Things are changing at work, and I am not sure if I am comfortable with some of the things that are happening. I was just beginning to feel more confident about what I am doing, and now all that is out the window and I have to start again in another direction. Maybe. Maybe I need to move on. I don't know. Lots to consider. I keep reminding myself that "it is just a job" and not my entire life. I need to remember not to let it take over everything. People are more important. And I need a life too. My son needs a mother. My mother needs a daughter. My friends need a friend. My sister needs a sister. I need to be me. Sigh. I am rambling again. It must be an excess of carbohydrates. And sugar.
BUT
Tomorrow is a holiday! I get to go and water the allotment. I get to stay in bed late. I can read. I can play. (I feel like Boomama's Alex, and feel I should be speaking in CAPS with exclamation marks all over the place!) I am going to have FUN!
9 comments:
Long weekends with a holiday are always so fun to anticipate. It sounds like yours is going to be lovely.
I was surprised at how deeply the story with Heather's surgery touched me. I don't know her, I don't read her blog, but after reading a few posts in her archives last week, I was just stunned at her courage and faith. I know what you mean about wondering what I could have to say that was of any importance.
"The fact that I have a son who will be 30 next week is more disturbing. How on earth did that happen? He was a gorgeous baby just a short while ago. Now he is a gorgeous married man."
I so relate to this, Linds. My own age doesn't bother me near as much as thinking "how in the world can I have kids this age!!". I think that's very strange we'd both react that way. I wonder if all mother's do as they age?
Glad you're getting an extra day. Enjoy!
Me again. I just wanted to thank you for such an encouraging comment about her stepson on my daughter's blog (Walking Through Doors). I pray that someday he will realize what a wonderful dad he has.
Sounds like a plan to me Linds!! I am always very thankful that I don't have to go to work. I take great delight in doing the things you speak about.
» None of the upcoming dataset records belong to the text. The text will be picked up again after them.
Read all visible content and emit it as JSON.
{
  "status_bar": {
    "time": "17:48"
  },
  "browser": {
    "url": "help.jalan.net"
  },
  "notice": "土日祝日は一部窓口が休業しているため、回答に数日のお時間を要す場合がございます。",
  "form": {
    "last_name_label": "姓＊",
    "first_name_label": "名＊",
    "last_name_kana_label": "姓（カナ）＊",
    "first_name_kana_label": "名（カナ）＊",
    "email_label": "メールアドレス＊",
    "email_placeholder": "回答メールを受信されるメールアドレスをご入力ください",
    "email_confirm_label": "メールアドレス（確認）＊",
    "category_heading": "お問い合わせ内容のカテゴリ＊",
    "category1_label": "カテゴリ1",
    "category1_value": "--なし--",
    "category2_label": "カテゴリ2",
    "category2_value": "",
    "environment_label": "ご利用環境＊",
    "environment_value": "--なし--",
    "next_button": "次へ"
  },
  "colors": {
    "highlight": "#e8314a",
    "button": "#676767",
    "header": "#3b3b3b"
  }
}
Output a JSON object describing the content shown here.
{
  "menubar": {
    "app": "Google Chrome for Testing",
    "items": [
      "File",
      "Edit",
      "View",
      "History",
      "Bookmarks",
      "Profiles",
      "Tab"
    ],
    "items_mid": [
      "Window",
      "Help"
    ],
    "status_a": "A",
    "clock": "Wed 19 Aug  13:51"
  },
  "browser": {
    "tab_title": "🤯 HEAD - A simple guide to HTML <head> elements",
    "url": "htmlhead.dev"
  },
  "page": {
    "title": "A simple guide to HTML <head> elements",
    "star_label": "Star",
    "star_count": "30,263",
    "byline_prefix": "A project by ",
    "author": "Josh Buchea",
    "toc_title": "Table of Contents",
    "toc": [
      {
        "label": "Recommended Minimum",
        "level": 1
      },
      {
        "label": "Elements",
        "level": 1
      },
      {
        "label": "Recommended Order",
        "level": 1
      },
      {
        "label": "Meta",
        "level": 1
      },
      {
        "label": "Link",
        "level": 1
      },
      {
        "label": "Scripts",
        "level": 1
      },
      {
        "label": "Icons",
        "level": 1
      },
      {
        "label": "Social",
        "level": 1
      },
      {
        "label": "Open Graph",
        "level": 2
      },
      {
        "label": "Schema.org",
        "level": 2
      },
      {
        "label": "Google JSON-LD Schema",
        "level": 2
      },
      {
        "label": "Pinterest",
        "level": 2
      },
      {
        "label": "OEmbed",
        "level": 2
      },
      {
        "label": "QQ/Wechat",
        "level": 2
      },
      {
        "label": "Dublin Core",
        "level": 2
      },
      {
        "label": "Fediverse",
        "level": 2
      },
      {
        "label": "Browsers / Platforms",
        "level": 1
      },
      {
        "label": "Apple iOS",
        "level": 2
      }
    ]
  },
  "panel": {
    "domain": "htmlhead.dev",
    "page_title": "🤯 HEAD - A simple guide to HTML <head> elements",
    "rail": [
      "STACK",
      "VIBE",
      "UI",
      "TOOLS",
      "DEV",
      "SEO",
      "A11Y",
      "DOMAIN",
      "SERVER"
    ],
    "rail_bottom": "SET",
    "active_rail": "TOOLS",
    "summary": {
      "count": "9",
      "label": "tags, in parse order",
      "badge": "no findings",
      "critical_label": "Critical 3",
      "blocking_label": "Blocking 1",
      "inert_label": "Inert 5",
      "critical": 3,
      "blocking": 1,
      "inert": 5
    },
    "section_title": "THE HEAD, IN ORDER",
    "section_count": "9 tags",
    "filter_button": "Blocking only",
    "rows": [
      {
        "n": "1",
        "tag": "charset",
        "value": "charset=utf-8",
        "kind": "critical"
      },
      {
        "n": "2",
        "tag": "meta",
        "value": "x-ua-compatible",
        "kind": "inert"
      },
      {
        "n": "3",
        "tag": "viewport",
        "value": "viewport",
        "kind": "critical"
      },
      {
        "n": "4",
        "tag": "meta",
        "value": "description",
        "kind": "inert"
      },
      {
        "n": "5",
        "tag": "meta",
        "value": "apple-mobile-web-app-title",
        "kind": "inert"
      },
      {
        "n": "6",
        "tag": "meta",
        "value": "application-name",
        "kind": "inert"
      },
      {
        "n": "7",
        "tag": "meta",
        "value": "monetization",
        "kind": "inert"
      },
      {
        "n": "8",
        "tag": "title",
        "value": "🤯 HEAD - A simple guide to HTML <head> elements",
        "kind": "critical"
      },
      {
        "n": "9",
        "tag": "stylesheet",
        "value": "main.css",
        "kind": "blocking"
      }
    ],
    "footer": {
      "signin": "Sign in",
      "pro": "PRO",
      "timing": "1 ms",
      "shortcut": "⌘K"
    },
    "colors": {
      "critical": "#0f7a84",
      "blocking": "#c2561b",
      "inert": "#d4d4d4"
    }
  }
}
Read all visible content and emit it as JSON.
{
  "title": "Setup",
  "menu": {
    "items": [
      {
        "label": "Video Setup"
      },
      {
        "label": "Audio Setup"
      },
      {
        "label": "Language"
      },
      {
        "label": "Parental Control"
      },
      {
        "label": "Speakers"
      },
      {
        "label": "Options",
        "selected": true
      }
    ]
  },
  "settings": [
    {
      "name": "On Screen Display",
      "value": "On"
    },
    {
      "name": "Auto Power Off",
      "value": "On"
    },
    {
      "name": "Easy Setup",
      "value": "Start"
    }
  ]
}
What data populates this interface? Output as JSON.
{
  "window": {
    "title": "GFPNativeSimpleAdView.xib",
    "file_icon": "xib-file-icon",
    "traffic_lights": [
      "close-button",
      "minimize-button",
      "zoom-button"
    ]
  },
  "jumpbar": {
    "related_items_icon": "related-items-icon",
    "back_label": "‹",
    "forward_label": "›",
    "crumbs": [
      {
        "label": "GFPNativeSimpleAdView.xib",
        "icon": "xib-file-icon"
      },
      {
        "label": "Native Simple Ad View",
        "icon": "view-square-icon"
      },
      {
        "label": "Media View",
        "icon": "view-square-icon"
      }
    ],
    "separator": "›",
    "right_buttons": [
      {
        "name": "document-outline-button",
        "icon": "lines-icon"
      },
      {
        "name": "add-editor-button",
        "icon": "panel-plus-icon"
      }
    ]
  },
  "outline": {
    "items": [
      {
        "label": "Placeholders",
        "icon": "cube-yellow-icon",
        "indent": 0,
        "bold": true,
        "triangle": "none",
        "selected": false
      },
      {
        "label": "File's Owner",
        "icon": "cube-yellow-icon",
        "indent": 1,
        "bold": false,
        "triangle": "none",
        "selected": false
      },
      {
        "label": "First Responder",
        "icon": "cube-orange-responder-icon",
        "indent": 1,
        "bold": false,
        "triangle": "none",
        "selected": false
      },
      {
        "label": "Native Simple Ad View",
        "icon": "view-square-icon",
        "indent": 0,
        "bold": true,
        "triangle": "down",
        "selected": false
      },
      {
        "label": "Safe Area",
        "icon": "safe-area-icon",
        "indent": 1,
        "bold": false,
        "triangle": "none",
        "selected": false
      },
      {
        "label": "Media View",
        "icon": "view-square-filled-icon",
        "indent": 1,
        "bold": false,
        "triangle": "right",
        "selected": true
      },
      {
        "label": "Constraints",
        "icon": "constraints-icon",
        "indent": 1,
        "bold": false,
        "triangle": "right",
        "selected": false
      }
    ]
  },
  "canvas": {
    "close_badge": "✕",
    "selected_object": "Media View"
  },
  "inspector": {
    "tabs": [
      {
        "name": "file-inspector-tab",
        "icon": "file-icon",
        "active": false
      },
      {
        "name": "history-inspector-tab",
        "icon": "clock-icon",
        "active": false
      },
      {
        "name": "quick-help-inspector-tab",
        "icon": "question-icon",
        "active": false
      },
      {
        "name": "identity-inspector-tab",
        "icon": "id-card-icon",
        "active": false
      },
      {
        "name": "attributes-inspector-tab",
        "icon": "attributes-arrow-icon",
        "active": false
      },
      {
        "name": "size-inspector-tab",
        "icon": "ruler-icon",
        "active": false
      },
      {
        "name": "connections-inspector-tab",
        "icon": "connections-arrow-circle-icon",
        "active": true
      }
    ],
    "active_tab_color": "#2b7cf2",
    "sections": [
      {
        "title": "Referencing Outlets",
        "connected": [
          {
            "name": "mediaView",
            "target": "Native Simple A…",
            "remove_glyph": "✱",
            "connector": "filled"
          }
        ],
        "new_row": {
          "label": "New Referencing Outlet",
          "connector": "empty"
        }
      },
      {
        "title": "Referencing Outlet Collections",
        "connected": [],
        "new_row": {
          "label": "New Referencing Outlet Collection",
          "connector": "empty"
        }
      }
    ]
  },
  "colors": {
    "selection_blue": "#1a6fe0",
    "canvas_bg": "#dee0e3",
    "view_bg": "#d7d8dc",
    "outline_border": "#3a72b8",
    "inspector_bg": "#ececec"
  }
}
It is such a blessing to have a whole day stretching before you and the freedom - for the most part - to do with it as you will.
Enjoy your day off. I'm so glad you have it.
I too understand what you mean about your kids getting so much older, but not feeling like we have! I'm glad you have a holiday. Enjoy!!
I also know what you mean about change - it happens so regularly at my job as well. We're all adjusting to a new records and admission system and it is the pits!!
I am excited today also...it is the last day of my semester break and I plan on doing much of the same...with some scrapbooking on the side. I am of the same nature when it comes to any 'job'...I have a tendency to become very attached and make it 'my life'...not so much out of 'love' but out of a sense of responsibility to always give everything my best...so to some extent it is a good thing. I am quite fortunate that I get back triple what I give at my 'job' now...I love teaching at the college level...I would never have the patience or the fortitude to teach the ages you are...I think you are doing a wonderful job in a very tough situation...you should be proud of yourself. Enjoy your day off...I know I am ;)
Enjoy your day off.
Aren't long weekends the best!!
I can totally relate to your wondering how you can have a 30 yr old son. I see this sentiment echoed by other mothers here in your comments. How is this possible, when I don't feel like I'm old enough to have a child that age!!
(mine are 36 and 38!!)
Enjoy every moment of your time off!!
xo
I hope you thoroughly enjoyed your day off! And never mind about the piles and all the stuff that needs to be done around the house - mine is in the same state, I'm afraid! Good luck with sorting out the school stuff. I wish we could sit awhile over some tea and share stories - I think our sentiments are so very similar. Take care of yourself!